A criação do Estado de Israel em região palestina (1948) está na raiz da Guerra dos Seis Dias, mas não é sua causa única.

Cercado desde a sua fundação, em 1948, por hostis vizinhos árabes, Israel praticamente nasceu com um ótimo serviço de informações. Mesmo antes de 1948, os líderes judaicos na Palestina já reconheciam a importância desse trabalho. Em 1930, a Haganah — força de defesa da comunidade judaica na Palestina — montou um aparelho de inteligência extra oficial para conseguir informações sobre os planos do governo mandatário britânico, bem como sobre os árabes, que recrudesciam em suas atividades contra os colonos judeus. A par disso, funcionários judeus empregados pela administração inglesa aprendiam muito a respeito de espionagem e serviço secreto com autoridades policiais e militares britânicas.

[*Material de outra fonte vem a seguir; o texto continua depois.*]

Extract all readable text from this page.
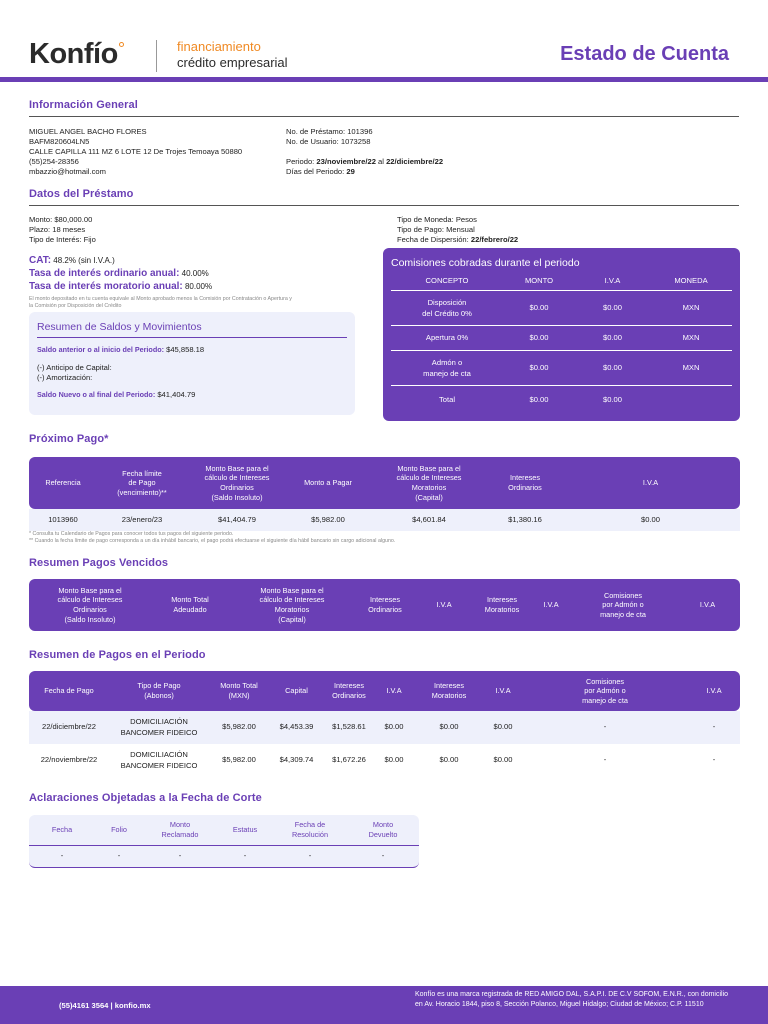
Konfío	financiamiento
crédito empresarial	Estado de Cuenta
Información General
MIGUEL ANGEL BACHO FLORES
BAFM820604LN5
CALLE CAPILLA 111 MZ 6 LOTE 12 De Trojes Temoaya 50880
(55)254-28356
mbazzio@hotmail.com
No. de Préstamo: 101396
No. de Usuario: 1073258
Periodo: 23/noviembre/22 al 22/diciembre/22
Días del Periodo: 29
Datos del Préstamo
Monto: $80,000.00
Plazo: 18 meses
Tipo de Interés: Fijo
Tipo de Moneda: Pesos
Tipo de Pago: Mensual
Fecha de Dispersión: 22/febrero/22
CAT: 48.2% (sin I.V.A.)
Tasa de interés ordinario anual: 40.00%
Tasa de interés moratorio anual: 80.00%
El monto depositado en tu cuenta equivale al Monto aprobado menos la Comisión por Contratación o Apertura y
la Comisión por Disposición del Crédito
Comisiones cobradas durante el periodo
CONCEPTO	MONTO	I.V.A	MONEDA
Disposición
del Crédito 0%	$0.00	$0.00	MXN
Apertura 0%	$0.00	$0.00	MXN
Admón o
manejo de cta	$0.00	$0.00	MXN
Total	$0.00	$0.00	
Resumen de Saldos y Movimientos
Saldo anterior o al inicio del Periodo: $45,858.18
(-) Anticipo de Capital:
(-) Amortización:
Saldo Nuevo o al final del Periodo: $41,404.79
Próximo Pago*
Referencia	Fecha límite
de Pago
(vencimiento)**	Monto Base para el
cálculo de Intereses
Ordinarios
(Saldo Insoluto)	Monto a Pagar	Monto Base para el
cálculo de Intereses
Moratorios
(Capital)	Intereses
Ordinarios	I.V.A
1013960	23/enero/23	$41,404.79	$5,982.00	$4,601.84	$1,380.16	$0.00
* Consulta tu Calendario de Pagos para conocer todos tus pagos del siguiente periodo.
** Cuando la fecha límite de pago corresponda a un día inhábil bancario, el pago podrá efectuarse el siguiente día hábil bancario sin cargo adicional alguno.
Resumen Pagos Vencidos
Monto Base para el
cálculo de Intereses
Ordinarios
(Saldo Insoluto)	Monto Total
Adeudado	Monto Base para el
cálculo de Intereses
Moratorios
(Capital)	Intereses
Ordinarios	I.V.A	Intereses
Moratorios	I.V.A	Comisiones
por Admón o
manejo de cta	I.V.A
Resumen de Pagos en el Periodo
Fecha de Pago	Tipo de Pago
(Abonos)	Monto Total
(MXN)	Capital	Intereses
Ordinarios	I.V.A	Intereses
Moratorios	I.V.A	Comisiones
por Admón o
manejo de cta	I.V.A
22/diciembre/22	DOMICILIACIÓN
BANCOMER FIDEICO	$5,982.00	$4,453.39	$1,528.61	$0.00	$0.00	$0.00	-	-
22/noviembre/22	DOMICILIACIÓN
BANCOMER FIDEICO	$5,982.00	$4,309.74	$1,672.26	$0.00	$0.00	$0.00	-	-
Aclaraciones Objetadas a la Fecha de Corte
Fecha	Folio	Monto
Reclamado	Estatus	Fecha de
Resolución	Monto
Devuelto
-	-	-	-	-	-
(55)4161 3564 | konfio.mx
Konfío es una marca registrada de RED AMIGO DAL, S.A.P.I. DE C.V SOFOM, E.N.R., con domicilio en Av. Horacio 1844, piso 8, Sección Polanco, Miguel Hidalgo; Ciudad de México; C.P. 11510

Após a Segunda Guerra Mundial, os sionistas estavam prontos para novamente empenhar-se na expulsão dos britânicos da Palestina e na fundação de seu Estado independente. Além de operar dentro do próprio governo, a Haganah construíra uma organização para trazer ilegalmente à Palestina os judeus desterrados da Europa e do Norte da África. Enquanto isso, na Europa e nos Estados Unidos, agentes israelenses ocupavam-se da compra e envio secreto de armas à Palestina.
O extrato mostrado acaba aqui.